Le 17 décembre 2013, le Service de la population et des migrations du
canton C. l'intéressé.
a prié le SEM de lever l'admission provisoire de
Par écrit du 22 avril 2014, le SEM a informé A. qu'il envisageait de lever son admission provisoire sur la base de l'art. 83 al. 7 de la loi du 16 décembre 2015 sur les étrangers (LEtr, RS 142.20). Il a octroyé un délai à l'intéressé afin que celui-ci lui fasse parvenir ses éventuelles observations écrites ainsi qu'un rapport médical actualisé.

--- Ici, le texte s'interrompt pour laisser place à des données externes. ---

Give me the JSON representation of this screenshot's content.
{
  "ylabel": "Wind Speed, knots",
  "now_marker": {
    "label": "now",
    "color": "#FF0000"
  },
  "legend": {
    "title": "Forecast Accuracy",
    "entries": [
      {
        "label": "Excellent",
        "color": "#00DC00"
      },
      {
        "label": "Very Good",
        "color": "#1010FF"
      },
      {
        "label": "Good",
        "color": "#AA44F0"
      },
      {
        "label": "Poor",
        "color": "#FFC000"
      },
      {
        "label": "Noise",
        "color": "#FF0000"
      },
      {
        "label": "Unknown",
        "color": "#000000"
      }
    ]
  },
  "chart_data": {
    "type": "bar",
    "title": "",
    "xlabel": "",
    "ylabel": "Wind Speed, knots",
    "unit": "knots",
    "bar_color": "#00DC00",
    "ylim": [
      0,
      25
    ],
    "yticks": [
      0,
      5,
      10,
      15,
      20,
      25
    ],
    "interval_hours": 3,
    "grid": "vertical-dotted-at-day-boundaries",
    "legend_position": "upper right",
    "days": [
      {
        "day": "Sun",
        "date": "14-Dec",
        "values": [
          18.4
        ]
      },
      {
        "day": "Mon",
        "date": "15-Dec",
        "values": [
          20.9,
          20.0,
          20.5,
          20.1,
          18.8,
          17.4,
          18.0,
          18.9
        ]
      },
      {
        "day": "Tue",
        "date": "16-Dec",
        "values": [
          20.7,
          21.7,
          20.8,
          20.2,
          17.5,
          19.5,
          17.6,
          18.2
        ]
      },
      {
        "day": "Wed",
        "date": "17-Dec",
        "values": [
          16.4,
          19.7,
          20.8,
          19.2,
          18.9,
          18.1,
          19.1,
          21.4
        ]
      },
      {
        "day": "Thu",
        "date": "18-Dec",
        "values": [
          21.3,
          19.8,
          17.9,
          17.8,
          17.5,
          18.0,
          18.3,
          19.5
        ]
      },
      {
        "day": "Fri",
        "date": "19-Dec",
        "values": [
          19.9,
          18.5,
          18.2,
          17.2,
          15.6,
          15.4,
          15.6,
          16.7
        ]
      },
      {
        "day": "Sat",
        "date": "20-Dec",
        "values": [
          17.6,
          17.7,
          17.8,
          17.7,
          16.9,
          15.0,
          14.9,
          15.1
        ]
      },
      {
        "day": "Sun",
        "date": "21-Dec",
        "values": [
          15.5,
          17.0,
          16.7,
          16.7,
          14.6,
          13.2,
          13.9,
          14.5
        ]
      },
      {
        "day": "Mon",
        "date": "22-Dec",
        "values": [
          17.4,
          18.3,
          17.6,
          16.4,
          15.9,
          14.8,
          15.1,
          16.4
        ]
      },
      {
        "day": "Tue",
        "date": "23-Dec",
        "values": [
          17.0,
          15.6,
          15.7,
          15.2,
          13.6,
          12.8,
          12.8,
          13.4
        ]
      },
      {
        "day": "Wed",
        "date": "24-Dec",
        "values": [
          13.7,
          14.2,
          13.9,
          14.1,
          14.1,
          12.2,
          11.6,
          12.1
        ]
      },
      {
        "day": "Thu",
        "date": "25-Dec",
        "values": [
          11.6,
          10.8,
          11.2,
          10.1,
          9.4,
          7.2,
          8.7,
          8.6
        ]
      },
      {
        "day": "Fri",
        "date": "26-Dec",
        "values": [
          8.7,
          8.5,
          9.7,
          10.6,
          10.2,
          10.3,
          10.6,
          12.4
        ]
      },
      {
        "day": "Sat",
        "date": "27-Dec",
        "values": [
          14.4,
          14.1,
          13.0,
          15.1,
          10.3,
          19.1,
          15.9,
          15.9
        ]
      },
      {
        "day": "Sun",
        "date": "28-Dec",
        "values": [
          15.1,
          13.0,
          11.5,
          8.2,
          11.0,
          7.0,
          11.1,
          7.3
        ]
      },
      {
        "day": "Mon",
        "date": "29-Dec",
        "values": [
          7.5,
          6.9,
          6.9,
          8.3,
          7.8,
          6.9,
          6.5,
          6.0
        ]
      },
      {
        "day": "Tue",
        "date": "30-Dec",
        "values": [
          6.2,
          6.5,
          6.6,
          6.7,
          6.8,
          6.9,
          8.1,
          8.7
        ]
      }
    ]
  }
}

Dans son courrier du 15 mai 2014, transmis au SEM par l'intermédiaire du D. le 27 mai suivant, A. a rappelé, pour l'essentiel, qu'il était arrivé en Suisse avec sa famille à l'âge de deux ans, qu'il y avait suivi sa scolarité obligatoire et qu'il y avait tous ses repères (notamment familiaux). Il a ajouté qu'il ne possédait ni attaches ni soutien au Kosovo, pays dont il ne parlerait pas correctement la langue, précisant qu'un renvoi le mettrait dans une situation psychologique et sociale difficile. En outre, il a indiqué qu'il souhaitait poursuivre le traitement psychothérapeutique initié en Suisse et qu'il espérait, à plus long terme, pouvoir se réinsérer dans la société dans de bonnes conditions.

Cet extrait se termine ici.